Imaging-Guided Needle Insertion:
- For native kidneys, the biopsy is typically performed on the left kidney, with the patient placed prone. This involves passing the needle through a significant amount of muscle tissue. The lower pole approach is preferred to avoid vascular structures and the medulla. Usually 2-3 2 cm cores from an 18G needle are sufficient. The pathologist in the room assesses for sample adequacy.
- For transplant kidneys, the biopsy is performed at the site of the transplant, which is usually more superficial, making it easier to access. However, there is an increased risk of bleeding. A flatter lateral approach is often used in transplant biopsies due to the superficial position of the kidney.
- For generalized parenchymal disease, Insert the biopsy needle into the renal cortex, avoiding trauma to the capsule. The needle should puncture through the capsule without excessive manipulation to minimize the risk of hemorrhage.

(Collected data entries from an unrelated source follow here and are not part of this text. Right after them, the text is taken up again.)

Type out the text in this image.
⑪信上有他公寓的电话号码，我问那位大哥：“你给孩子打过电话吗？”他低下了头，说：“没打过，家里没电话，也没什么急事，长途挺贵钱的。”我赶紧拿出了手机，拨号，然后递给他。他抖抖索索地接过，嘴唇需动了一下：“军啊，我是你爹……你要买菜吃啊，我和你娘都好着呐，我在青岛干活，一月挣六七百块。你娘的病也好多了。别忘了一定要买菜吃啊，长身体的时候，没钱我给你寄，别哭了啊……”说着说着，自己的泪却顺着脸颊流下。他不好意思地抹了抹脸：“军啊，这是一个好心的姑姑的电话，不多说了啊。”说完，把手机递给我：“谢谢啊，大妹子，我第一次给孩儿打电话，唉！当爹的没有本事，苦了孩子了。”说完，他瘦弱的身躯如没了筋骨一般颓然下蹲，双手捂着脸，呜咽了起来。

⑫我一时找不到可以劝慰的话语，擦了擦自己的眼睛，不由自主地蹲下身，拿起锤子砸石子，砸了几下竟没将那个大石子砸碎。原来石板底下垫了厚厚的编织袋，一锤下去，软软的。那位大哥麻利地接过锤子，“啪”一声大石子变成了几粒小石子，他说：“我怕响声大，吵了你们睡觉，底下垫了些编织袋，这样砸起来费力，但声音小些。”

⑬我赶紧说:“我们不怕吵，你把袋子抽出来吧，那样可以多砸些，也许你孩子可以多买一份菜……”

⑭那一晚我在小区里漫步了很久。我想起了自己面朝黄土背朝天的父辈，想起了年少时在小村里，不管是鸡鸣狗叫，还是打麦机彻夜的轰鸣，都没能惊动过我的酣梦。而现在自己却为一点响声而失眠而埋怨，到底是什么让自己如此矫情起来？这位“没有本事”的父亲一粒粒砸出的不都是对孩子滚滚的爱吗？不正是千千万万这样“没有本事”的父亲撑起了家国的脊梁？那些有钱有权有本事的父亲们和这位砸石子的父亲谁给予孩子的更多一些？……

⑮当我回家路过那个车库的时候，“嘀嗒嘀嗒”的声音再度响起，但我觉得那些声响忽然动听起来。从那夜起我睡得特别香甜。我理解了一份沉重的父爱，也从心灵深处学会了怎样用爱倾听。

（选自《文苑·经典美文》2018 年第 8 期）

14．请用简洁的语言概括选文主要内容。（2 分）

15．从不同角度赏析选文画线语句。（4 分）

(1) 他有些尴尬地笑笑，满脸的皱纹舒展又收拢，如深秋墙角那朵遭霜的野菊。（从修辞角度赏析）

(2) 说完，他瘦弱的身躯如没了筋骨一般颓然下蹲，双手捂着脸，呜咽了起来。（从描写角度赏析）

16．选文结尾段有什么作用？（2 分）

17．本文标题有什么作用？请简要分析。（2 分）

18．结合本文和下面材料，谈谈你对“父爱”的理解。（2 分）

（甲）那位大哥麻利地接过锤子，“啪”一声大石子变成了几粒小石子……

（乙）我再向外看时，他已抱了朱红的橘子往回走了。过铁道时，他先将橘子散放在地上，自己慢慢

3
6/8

- For focal renal lesions, target the tumor, avoiding the central necrotic area for a representative sample. Avoid traumatizing the capsule; samples should be taken from the cortex (in cases of diffuse disease) or from the tumor. Trauma to the capsule increases the risk of post-procedural hemorrhage. Ensure the needle path stays clear of the colon, using a laterodorsal approach with a steep or shallow angle as needed.
- For oncological biopsies, use a coaxial technique to minimize the risk of tumor seeding and allow for multiple samples.
- Samples: Typically, two samples are collected, but sometimes three may be taken depending on the pathologist’s assessment.
Hemostasis:
- If using the coaxial technique, hemostatic material such as Gelfoam® can be injected into the biopsy tract to reduce the risk of post-procedural bleeding.
Post-procedure Imaging:
- Immediate post-procedure utlrasound can detect hematoma or active hemorrhage. In case of active hemorrhage, apply compression until hemostasis achieved or consider embolizing tract if a coaxial needle is in place.
- If concern for persistent hemorrhage or significant drop in hematocrit, consider performing a follow-up ultrasound.
Post-procedure Care:
- Monitor the patient’s vital signs after the procedure, especially looking for signs of hemorrhage.
- Educate the patient about the possibility of minor hematuria, which is common and typically does not require intervention.
- If a pneumothorax or significant hemorrhage is suspected, obtain appropriate imaging, and intervene as needed.
Patient Discharge:
- Renal biopsies are generally safe and can often be performed on an outpatient basis in patients without significant comorbidities.
- Provide the patient with discharge instructions, including signs of complications to watch for and when to seek medical attention.
Figure:
Ultrasound-guided core needle biopsy of a native kidney. A. Color Doppler shows relatively decreased vascularity of the lower pole. B. The arrow shows a sample being obtained from the renal cortex.
Complications:
Major Complications:
- Hemorrhage, which may require radiological intervention.
- Development of an arteriovenous fistula.
- Minor hematuria, not commonly seen and usually requires no intervention.
- Absence of a perinephric hematoma post-biopsy typically indicates an uncomplicated procedure.
- Presence of a perinephric hematoma is not necessarily predictive of a clinically significant outcome but should be monitored.